Friday, September 01, 2006

Lebanon saturated with US-made bomblets

Israel accelerated spread of maiming and death far into Lebanon's future just before the ceasefire

Lebanese trying to sort through the ruins of their country after Israel ravaged it will run into hundreds of thousands of deadly US-made surprises:

UN: Israel Dropped 90% of Cluster Bombs in War’s Final Hours
The top humanitarian official at the United Nations has lashed out at Israel for unleashing a deluge of cluster bombs in the final hours of its invasion of Lebanon. The official, UN Relief Coordinator Jan Egeland, says the cluster bombs have affected large residential and farming areas and could be on the ground for years.

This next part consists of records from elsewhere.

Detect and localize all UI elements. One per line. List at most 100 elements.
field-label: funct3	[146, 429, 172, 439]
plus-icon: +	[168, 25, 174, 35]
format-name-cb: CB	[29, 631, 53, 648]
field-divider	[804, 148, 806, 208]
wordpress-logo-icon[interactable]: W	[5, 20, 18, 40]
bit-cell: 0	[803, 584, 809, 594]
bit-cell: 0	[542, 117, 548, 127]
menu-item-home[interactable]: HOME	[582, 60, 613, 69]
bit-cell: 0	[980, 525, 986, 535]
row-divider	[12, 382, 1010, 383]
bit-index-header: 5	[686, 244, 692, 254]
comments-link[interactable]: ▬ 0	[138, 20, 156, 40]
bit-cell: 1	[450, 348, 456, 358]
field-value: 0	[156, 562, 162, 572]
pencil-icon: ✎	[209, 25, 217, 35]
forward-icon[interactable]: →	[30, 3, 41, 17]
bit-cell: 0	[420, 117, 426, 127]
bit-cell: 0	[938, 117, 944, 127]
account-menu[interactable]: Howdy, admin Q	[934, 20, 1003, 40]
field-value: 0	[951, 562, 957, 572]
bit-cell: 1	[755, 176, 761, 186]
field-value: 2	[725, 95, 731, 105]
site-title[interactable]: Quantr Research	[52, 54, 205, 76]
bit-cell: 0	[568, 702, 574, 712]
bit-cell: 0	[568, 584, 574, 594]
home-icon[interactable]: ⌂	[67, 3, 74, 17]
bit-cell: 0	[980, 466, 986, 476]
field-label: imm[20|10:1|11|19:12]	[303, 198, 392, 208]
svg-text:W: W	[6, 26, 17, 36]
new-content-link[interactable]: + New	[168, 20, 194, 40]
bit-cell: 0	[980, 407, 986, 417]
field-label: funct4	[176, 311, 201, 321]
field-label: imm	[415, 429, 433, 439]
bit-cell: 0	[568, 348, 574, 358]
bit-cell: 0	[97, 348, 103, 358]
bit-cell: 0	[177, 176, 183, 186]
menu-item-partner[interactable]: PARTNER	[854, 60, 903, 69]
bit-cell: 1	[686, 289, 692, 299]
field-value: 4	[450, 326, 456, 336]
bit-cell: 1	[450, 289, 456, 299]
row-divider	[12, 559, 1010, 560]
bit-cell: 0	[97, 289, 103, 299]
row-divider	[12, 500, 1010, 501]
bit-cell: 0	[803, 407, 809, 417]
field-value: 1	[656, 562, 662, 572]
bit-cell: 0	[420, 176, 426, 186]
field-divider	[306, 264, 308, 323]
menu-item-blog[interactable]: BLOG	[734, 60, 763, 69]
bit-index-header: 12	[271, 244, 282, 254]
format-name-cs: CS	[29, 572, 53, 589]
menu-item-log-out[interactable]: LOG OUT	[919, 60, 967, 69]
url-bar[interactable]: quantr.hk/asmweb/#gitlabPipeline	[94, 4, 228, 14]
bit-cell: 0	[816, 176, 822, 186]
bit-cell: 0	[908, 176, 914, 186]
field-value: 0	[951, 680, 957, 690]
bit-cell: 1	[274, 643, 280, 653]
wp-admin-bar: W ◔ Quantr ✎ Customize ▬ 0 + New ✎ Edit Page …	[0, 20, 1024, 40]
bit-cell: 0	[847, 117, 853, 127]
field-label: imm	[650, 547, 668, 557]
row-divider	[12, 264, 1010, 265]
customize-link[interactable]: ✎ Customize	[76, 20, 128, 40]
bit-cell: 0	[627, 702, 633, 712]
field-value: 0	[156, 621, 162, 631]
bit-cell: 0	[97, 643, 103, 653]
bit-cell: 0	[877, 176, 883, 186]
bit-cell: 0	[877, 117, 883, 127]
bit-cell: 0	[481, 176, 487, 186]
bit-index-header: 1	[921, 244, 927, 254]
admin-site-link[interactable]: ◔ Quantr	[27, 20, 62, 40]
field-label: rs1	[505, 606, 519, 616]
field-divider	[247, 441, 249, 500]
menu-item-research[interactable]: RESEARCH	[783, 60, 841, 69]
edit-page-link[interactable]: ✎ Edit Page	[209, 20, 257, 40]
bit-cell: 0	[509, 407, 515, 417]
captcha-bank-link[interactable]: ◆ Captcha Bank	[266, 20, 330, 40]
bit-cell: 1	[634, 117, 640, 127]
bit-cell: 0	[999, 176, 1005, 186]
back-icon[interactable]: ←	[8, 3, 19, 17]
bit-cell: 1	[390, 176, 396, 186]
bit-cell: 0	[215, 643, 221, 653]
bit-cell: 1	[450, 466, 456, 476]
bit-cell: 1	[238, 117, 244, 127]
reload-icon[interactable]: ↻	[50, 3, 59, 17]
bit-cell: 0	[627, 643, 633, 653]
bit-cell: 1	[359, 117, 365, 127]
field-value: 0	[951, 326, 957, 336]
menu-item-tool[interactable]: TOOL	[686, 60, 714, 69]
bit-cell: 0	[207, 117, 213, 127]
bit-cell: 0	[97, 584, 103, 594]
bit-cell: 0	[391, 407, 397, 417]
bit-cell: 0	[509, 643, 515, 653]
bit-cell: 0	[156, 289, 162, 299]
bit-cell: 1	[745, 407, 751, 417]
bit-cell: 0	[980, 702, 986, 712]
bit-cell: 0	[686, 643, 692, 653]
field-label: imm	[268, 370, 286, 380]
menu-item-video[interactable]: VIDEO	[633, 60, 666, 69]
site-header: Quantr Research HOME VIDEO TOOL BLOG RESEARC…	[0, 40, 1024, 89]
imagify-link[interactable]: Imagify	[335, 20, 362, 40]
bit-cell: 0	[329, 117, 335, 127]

UN Relief Coordinator Jan Egeland: "Colleagues in the UN Mine Action Co-Ordination Centre have undertaken assessments of nearly 85 per cent of bombed areas in South Lebanon have identified 359 separate cluster bomb strike locations that are contaminated with as many as 100,000 unexploded bomblets. What's shocking and I would say to me completely immoral is that 90 per cent of the cluster bomb strikes occurred in the last 72 hours of the conflict, when we knew there would be a resolution, when we really knew there would be an end of this." [from Democracy Now! for 8/31]
And The Independent reports:
Pressure for an international ban on cluster bombs has intensified as Israel stands accused of littering southern Lebanon with thousands of unexploded bombs in the final hours of its war against Hizbollah.

Campaigners yesterday accused the Israel Defence Force of leaving a "minefield" of deadly bomblets in villages and fields after firing hundreds of cluster shells, rockets and bombs across its northern border in the three days before hostilities ended earlier this month.

United Nations officials said that 12 people had been killed, and another 49 injured by such bombs since the war ended and that the casualty rate was likely to rise.

The Israeli government insists that it did not target civilians during the conflict and says all weaponry used was in accordance with international law.

Israel insists its use of weaponry is legal. However, anti-landmine campaigners have been pressing for an international ban on their use, arguing that cluster bombs are indiscriminate and their use in populated areas may contravene international law.

Mine-clearance specialists said densely populated southern Lebanon was blighted by thousands of unexploded bomblets, which can kill or maim if they are moved or touched. In one case this week 35 bomblets were cleared from in and around one house, while in another a woman lost her hands when a bomblet apparently became tangled in her tobacco crop.

Yesterday the United Nations official in charge of bomb disposal in southern Lebanon said his staff had identified 390 strikes by cluster munitions, and had disposed of more than 2,000 bomblets since the ceasefire.

Chris Clarke, head of the UN mine action service in southern Lebanon, said: "This is without a doubt the worst post-conflict cluster bomb contamination I have ever seen."

In a presentation at the international conference on conventional weapons in Geneva yesterday, he said that the "vast majority" of cluster bombs had been fired by the Israeli Defence Force in the final three days of the conflict, prompting campaigners to accuse the Israeli government of targeting civilian populations.
Israel may be right that this is technically legal if its highly implausible argument that civilians were not targeted can be believed (I don't think so.) Whatever, clearly it is immoral. The result of salting Lebanon with these civilian death traps is will be further humiliation and injury to the Lebanese people as they try to pick up the pieces. It makes me so sick I feel like heaving.

America supplied Israel with many of these bombs. President Bush has the audacity to call others terrorists.